Sungguh terlalu! Ibunya sendiri pun agaknya tidak ingin melihat dia hidup bahagia di samping Syanti Dewi! Dengan hati penasaran Ang Tek Hoat mulai dengan perjalanannya kembali ke timur. Perjalanan yang amat menyedihkan. Makin jauh dia menuju ke timur, makin merana rasa hatinya yang direnggutkan dari kekasihnya yang tercinta. Sering kali, di waktu beristirahat, dia termenung seperti arca, dengan muka pucat dan wajah muram, dengan rambut awut-awutan dan pakaian kusut mengenangkan wajah Syanti Dewi dan dia merasa betapa hatinya perih sekali. Kadang-kadang, kalau rasa rindunya terhadap Syanti Dewi sudah tak tertahankan lagi, dia bersenandung, maksudnya untuk melupakannya, akan tetapi yang terdengar hanyalah senandung sedih penuh duka, sebagai pengganti tangis yang diharamkannya.

Akhirnya setelah melakukan perjalanan yang jauh dan lama, juga merupakan perjalanan paling pahit dan paling menyedihkan bagi Tek Hoat, sampailah pemuda itu di puncak Bukit Angsa, di lembah Sungai Huang-ho. Dari jauh dia sudah melihat pondok ibunya di puncak itu, pondok yang menjadi kampung halamannya, tempat dia bermain-main di waktu kecil. Ada rasa hati menyentuh perasaannya, akan tetapi kembali dia teringat akan kedukaan hatinya terpisah dari Syanti Dewi yang agaknya disebabkan oleh ibunya, maka lenyaplah perasaan haru itu, terganti rasa penasaran. Dia mempercepat langkahnya. Dia harus bertemu ibunya, harus menegur ibunya. Ibunya tidak berhak merusak hidupnya, merusak kebahagiaannya!

"Ma (Ibu)....!"

Dia memanggil ketika dia tiba di depan pintu pondok yang tertutup. Tidak ada jawaban.

"Ibu....!"

Dia memanggil lagi, kini dia mendorong pintu pondok. Bau yang tidak enak menyambutnya, membuatnya terhuyung mundur dan membuatnya waspada. Bau yang seperti racun, atau bau seperti bangkai busuk! Ditendangnya daun pintu terbuka. Gelap di dalam karena memang matahari sudah condong ke barat, dan di dalam pondok itu tidak memperoleh sinar lagi. Dia tidak berani sembarangan masuk dan dengan memutar dia menghampirl jendela kamar di sebelah barat rumah kecil itu. Daun jendela juga tertutup. Ditolak-nya dari luar.

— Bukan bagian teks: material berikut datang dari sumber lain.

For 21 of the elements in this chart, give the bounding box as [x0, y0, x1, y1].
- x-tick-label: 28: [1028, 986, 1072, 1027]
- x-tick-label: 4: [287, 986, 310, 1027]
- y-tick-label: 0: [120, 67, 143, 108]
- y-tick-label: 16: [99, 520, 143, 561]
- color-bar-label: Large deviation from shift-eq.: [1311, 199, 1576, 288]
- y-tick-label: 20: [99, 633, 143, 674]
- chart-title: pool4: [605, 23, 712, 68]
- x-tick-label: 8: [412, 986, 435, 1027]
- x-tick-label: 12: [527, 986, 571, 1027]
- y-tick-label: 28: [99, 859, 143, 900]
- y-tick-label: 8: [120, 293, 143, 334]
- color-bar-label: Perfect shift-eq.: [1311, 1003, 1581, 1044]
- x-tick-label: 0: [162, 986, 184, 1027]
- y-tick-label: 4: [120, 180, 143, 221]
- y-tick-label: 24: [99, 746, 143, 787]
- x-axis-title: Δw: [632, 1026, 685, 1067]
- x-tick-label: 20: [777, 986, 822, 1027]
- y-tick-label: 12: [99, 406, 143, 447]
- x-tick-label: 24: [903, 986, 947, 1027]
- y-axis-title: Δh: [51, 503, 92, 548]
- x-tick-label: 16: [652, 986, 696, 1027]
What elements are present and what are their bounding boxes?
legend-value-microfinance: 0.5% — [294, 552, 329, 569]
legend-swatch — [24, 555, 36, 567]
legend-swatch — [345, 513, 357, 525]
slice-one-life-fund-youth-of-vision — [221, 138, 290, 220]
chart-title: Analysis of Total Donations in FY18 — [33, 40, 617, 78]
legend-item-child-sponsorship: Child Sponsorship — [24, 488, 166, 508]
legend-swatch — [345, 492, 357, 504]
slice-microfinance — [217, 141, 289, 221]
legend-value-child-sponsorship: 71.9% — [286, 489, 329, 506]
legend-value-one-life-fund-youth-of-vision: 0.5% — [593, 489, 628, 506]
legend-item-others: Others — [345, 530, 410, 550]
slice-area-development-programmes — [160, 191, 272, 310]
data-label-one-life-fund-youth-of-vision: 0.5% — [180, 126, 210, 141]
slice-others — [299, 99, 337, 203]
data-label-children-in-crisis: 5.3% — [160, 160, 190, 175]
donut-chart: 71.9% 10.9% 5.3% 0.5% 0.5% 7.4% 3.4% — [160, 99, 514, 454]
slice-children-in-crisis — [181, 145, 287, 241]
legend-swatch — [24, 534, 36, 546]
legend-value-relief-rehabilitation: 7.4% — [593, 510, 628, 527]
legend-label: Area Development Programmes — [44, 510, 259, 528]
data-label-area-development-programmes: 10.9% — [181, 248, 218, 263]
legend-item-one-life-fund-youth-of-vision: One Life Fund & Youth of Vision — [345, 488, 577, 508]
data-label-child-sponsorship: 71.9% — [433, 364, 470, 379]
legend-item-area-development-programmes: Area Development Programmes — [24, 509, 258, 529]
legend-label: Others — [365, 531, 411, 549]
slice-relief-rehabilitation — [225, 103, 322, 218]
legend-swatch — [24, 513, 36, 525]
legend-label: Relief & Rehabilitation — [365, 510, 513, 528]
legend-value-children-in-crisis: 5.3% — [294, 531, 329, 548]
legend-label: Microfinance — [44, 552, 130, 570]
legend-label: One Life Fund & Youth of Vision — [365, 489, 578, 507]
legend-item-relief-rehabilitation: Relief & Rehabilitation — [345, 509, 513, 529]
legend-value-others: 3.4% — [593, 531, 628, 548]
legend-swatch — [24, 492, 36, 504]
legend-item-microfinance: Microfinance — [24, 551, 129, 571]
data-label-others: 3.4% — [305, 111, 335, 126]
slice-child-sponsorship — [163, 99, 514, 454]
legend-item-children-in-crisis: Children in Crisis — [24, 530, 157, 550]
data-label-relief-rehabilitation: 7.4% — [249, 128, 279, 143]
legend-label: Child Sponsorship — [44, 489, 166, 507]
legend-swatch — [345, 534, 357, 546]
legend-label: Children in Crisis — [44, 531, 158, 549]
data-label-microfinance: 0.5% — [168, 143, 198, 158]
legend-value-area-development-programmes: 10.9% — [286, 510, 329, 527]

Daun jendela terbuka dan Tek Hoat cepat mengelak karena begitu daun jendela terbuka, dari dalam menyambar jarum-jarum beracun berwarna hitam. Dia cepat memandang ke dalam. Kini ada sinar matahari senja menyorot masuk melalui lubang jendela. Jantungnya berdebar tidak karuan karena dari luar tadi dia melihat sesuatu yang membuat jantungnya seperti berhenti berdenyut, kemudian berdebar-debar. Setelah dia tiba di depan pembaringan kayu itu, jelas tampak olehnya benda yang membuat jantungnya berhenti berdenyut tadi. Rangka manusia! Rangka manusia yang terbungkus pakaian, pakaian ibunya seperti ketika datang mengunjunginya di Bhutan! Rambut ibunya yang berada di dekat tengkorak itu, dengan sanggul yang masih dikenalnya dan ada hiasan rambut berupa kembang teratai emas milik ibunya! Dia bergidik.